Haute Cuisine: Spanish Farm Makes Bet on 'Bug Revolution'
In a warehouse in Spain, a French farmer is raising what she hopes will be the next big thing in French and European cooking: insects.
It's a sound you'll hear on a lot of farms around the world at night, off in the distance, behind the moos or clucks of the farm animals.
But on this farm in the southern Spanish town of Coin, the creatures making the soothing chirping sound are the farm animals themselves—crickets. And then there are the tiny mealworm beetles—thousands of them, squirming in a vat, munching on corn flakes, looking a lot like cockroaches.
But don't call them that.
"If you say cockroach, it seems like trash," says bug farmer Laetitia Giroud. "My partner hates this word."
If you were Giroud or her partner, you probably would too. After all, they're trying to get people to eat these things. She says it can be a tough sell.
"For us in European culture, insects, you know [are] just disgusting. We try to kill them."
Beetles it is, then.
Dozens of plastic vats of them, on the floor of an otherwise empty warehouse on the outskirts of this quiet village. But it's only a fraction of what Giroud hopes to grow here in the future. She calls it Europe's coming bug revolution.
"They have amazing power that we just discover in Europe," Giroud says. "You know, 80 percent of the population in the world eats insects. We are the weird people here in Europe. We prefer to waste."
People have been eating bugs for centuries in Africa, Asia and Latin America. They're an excellent source of protein.
But here in Europe, Giroud and a small but growing number of other insect farmers need to overcome a couple of obstacles. She's already alluded to one: the yuck factor. How do you convince someone who's never done it to chew up and swallow a bug?
Just tell them they're really tasty, she says.

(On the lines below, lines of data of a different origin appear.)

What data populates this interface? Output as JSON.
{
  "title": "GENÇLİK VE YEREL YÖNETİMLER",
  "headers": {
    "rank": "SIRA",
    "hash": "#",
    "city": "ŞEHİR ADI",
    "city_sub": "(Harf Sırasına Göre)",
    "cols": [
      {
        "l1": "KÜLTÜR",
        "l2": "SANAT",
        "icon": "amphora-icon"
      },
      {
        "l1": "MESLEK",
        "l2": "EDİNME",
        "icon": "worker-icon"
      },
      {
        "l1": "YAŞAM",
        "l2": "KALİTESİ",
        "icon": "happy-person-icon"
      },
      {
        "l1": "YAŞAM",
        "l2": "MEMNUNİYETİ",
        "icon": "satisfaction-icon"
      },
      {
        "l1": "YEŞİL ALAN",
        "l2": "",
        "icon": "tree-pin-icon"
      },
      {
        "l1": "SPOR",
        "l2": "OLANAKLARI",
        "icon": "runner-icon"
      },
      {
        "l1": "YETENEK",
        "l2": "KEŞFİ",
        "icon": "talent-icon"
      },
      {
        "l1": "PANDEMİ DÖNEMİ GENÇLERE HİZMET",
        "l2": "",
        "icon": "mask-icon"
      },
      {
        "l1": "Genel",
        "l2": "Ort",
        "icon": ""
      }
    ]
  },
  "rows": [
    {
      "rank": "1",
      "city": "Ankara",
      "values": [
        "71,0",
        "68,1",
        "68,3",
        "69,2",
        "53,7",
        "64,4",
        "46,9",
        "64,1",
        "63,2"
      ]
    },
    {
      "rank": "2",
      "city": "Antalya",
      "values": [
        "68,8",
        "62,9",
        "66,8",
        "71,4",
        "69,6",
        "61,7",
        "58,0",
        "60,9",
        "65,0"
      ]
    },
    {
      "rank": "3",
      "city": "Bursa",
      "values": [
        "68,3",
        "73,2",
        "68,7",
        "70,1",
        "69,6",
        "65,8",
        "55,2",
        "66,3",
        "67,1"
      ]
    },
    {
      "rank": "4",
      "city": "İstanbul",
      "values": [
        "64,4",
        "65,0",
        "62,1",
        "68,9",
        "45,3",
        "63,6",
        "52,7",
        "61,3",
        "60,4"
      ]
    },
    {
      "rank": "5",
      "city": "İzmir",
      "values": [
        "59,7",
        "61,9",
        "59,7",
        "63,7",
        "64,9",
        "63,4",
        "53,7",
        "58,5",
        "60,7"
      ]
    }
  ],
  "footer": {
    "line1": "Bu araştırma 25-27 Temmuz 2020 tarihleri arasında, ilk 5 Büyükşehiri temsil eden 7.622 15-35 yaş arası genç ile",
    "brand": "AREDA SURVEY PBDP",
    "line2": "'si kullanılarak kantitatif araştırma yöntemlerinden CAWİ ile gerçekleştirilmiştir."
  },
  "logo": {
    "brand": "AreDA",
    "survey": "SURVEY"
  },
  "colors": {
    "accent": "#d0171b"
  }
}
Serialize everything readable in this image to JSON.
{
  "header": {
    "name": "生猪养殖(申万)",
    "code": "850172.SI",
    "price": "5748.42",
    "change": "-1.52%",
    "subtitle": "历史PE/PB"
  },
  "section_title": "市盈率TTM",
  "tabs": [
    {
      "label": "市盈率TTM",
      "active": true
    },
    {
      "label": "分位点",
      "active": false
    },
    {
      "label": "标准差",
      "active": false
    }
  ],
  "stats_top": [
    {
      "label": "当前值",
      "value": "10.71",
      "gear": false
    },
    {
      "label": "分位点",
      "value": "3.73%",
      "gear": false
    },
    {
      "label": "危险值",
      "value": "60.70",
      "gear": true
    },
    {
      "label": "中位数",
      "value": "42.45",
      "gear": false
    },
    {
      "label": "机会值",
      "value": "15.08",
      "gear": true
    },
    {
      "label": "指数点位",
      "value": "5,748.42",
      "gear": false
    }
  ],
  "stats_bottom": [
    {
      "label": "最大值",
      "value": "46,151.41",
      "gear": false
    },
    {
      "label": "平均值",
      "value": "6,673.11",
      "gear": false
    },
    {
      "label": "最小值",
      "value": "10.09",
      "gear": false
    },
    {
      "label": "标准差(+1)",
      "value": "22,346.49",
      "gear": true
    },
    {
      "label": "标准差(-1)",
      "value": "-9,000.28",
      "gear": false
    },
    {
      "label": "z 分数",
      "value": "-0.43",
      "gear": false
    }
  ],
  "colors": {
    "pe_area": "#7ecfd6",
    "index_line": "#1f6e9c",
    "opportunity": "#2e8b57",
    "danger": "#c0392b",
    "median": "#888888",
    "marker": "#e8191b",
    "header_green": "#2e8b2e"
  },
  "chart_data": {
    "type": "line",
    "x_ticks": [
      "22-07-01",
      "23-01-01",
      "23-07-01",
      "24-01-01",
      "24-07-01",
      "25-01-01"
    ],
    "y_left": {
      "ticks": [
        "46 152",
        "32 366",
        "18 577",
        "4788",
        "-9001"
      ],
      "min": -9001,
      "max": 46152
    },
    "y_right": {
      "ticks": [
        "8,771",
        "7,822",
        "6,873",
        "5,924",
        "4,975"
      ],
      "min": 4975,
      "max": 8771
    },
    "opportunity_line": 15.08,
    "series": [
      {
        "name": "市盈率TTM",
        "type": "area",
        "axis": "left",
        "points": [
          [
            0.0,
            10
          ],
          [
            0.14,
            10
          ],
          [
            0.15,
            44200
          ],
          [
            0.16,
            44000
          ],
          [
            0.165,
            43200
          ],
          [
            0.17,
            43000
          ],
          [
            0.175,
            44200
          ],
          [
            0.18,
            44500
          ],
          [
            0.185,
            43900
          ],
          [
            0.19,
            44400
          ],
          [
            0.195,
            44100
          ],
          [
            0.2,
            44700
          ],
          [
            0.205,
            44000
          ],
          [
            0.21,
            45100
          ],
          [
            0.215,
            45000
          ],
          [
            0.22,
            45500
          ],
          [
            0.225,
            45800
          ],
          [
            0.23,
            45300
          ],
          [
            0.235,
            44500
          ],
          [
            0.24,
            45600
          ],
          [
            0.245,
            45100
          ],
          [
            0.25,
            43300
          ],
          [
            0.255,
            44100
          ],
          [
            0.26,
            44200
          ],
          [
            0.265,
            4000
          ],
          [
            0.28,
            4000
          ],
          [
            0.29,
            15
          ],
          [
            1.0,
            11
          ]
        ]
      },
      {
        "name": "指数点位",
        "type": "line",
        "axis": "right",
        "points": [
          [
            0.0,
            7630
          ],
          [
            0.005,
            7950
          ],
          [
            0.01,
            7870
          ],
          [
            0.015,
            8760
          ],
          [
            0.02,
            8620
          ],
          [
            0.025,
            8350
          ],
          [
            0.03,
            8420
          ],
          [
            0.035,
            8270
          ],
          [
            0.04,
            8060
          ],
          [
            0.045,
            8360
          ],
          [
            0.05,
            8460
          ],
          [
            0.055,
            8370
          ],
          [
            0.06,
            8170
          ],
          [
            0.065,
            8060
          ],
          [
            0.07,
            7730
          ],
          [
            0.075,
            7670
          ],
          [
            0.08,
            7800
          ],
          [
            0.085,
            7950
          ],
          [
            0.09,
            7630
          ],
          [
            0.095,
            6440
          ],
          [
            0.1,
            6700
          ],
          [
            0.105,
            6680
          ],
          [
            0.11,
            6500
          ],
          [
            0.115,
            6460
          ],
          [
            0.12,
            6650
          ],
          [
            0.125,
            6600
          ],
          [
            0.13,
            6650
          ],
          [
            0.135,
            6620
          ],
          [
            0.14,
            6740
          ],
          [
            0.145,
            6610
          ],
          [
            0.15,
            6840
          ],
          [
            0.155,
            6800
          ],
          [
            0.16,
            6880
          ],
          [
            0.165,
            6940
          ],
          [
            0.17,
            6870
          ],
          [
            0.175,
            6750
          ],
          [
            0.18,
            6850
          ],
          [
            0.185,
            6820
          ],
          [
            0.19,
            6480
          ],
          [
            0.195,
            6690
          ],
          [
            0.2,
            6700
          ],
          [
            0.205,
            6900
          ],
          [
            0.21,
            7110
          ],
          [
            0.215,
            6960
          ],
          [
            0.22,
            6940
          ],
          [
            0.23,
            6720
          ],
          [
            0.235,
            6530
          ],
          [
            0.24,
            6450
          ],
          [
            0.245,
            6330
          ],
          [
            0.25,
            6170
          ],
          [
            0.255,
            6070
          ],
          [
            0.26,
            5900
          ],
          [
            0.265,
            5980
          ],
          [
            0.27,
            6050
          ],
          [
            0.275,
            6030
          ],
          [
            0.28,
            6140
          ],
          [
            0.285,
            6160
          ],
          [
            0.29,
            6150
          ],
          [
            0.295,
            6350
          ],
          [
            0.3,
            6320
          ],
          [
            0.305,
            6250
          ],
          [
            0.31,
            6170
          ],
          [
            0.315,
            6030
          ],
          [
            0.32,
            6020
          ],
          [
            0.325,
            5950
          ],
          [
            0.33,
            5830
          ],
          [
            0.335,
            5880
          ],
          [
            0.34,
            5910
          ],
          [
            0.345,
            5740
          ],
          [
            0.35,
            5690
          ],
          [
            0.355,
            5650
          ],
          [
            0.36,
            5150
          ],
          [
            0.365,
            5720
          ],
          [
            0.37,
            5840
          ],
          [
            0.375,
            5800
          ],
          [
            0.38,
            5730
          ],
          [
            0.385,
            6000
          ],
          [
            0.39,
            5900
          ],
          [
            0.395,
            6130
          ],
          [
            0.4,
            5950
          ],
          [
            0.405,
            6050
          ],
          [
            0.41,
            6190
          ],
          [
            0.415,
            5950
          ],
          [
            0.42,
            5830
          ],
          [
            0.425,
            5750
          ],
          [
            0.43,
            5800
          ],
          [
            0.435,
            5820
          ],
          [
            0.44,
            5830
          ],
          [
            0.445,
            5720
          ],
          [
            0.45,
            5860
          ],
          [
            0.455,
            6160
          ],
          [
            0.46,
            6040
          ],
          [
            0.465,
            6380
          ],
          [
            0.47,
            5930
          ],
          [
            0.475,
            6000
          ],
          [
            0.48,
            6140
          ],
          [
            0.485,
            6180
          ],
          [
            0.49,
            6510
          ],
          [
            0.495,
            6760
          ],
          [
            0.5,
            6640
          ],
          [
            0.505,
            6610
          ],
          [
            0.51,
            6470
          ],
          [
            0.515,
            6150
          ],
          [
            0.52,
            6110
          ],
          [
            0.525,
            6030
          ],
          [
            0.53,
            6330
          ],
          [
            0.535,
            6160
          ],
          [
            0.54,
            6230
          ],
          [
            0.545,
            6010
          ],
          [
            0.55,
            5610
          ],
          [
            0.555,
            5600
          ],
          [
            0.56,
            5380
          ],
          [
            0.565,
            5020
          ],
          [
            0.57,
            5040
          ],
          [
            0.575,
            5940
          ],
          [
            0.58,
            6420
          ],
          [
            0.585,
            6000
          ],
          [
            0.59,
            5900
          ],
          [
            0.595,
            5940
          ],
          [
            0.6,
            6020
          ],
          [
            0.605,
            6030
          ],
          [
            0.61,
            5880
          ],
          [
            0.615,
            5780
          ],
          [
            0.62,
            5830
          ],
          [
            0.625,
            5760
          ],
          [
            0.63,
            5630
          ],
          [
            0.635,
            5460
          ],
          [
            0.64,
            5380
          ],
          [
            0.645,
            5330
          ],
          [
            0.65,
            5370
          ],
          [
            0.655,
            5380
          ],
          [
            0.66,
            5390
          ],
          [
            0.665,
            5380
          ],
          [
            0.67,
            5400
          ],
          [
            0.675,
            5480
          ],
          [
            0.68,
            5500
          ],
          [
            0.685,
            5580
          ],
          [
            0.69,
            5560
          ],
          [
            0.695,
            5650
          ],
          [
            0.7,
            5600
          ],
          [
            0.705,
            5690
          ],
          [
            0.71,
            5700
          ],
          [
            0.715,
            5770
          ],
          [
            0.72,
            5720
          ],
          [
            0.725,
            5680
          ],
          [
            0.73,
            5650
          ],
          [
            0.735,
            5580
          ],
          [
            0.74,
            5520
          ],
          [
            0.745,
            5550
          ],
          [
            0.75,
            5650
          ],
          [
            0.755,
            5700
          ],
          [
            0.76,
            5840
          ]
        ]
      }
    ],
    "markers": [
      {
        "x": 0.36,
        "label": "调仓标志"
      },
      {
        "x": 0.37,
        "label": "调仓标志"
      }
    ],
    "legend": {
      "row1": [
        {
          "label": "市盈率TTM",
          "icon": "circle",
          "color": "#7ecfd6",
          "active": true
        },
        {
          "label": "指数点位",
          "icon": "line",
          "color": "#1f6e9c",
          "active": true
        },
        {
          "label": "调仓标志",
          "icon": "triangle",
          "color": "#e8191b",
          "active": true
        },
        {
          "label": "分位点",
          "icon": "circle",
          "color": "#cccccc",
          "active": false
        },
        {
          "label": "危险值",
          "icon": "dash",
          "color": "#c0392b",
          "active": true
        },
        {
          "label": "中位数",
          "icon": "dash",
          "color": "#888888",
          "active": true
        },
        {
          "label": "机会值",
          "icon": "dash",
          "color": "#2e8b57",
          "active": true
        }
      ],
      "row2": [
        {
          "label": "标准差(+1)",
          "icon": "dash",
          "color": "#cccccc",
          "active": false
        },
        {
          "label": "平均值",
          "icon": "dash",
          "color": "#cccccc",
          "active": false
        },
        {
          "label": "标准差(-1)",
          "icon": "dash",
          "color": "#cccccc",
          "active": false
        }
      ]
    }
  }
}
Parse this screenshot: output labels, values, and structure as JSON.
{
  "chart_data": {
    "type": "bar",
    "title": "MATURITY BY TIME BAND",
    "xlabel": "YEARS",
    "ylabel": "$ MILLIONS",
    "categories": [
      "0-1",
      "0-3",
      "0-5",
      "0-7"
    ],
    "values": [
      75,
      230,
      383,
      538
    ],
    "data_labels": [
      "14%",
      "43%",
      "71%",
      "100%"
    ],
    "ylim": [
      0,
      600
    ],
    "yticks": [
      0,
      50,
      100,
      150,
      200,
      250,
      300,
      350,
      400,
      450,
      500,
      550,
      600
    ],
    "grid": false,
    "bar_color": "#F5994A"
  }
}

"For example, the meal worm, I like them, as an appetizer, you know? With some salt. [They taste] like potatoes, like potato chips. And when you try an insect once, you come back."
For the irredeemably squeamish, Giroud says there's a plan B.
She takes me up to a small loft in the warehouse to what I'll call "Cricketville." There are thousands of the chirping insects, leaping against their mesh cages.
Giroud says they're amazing insects that she can watch for hours.
But she also sends them off to be milled into powder, which can then be mixed into other foods. Like cookies.
"With chocolate chips and cricket powder," she says. "You mix and make your own. That is really awesome. Really good."
Or pies with meal worms. In fact, Giroud says, for just about anything you cook at home, you can substitute insects for meat or nuts.
And you don't even have to tell your dinner guests.
But you do have to tell European health authorities, if you're trying to sell insects commercially. And this is obstacle number two. Only a handful of European countries even have regulations for bug-eating.
Spain's bug norm is like the one regulating marijuana—if you have some, you can consume it, but you can't buy or sell it. So initially Giroud plans to export her critters back to her home country of France and elsewhere.
So why start her operation here in Spain? The weather.
"It is the best weather here, to save money [on heating]," she says. "Because it is really warm inside."
Giroud's also confident that a Spanish market is about to be born. European food and health organizations want to make insect eating legal everywhere, because as the world's population explodes, meat and fish will become more expensive and scarce.
Bugs, by contrast, are cheap and plentiful. Giroud says in just three days one pound of black soldier flies can produce about 300 pounds of eggs. That's a lot of protein.
It's also a lot baby bugs to look after, but Giroud says insect farming is a lot easier than, say, raising livestock.
She works in flip-flops and a black dress.
"We can raise them in open boxes," she says. "There is no risk with them. It is easier to run after a cockroach than to run after a pig. Have you ever done that? That is awful."
If all goes well Giroud hopes to sell about 20 tons of bugs to European consumers next year.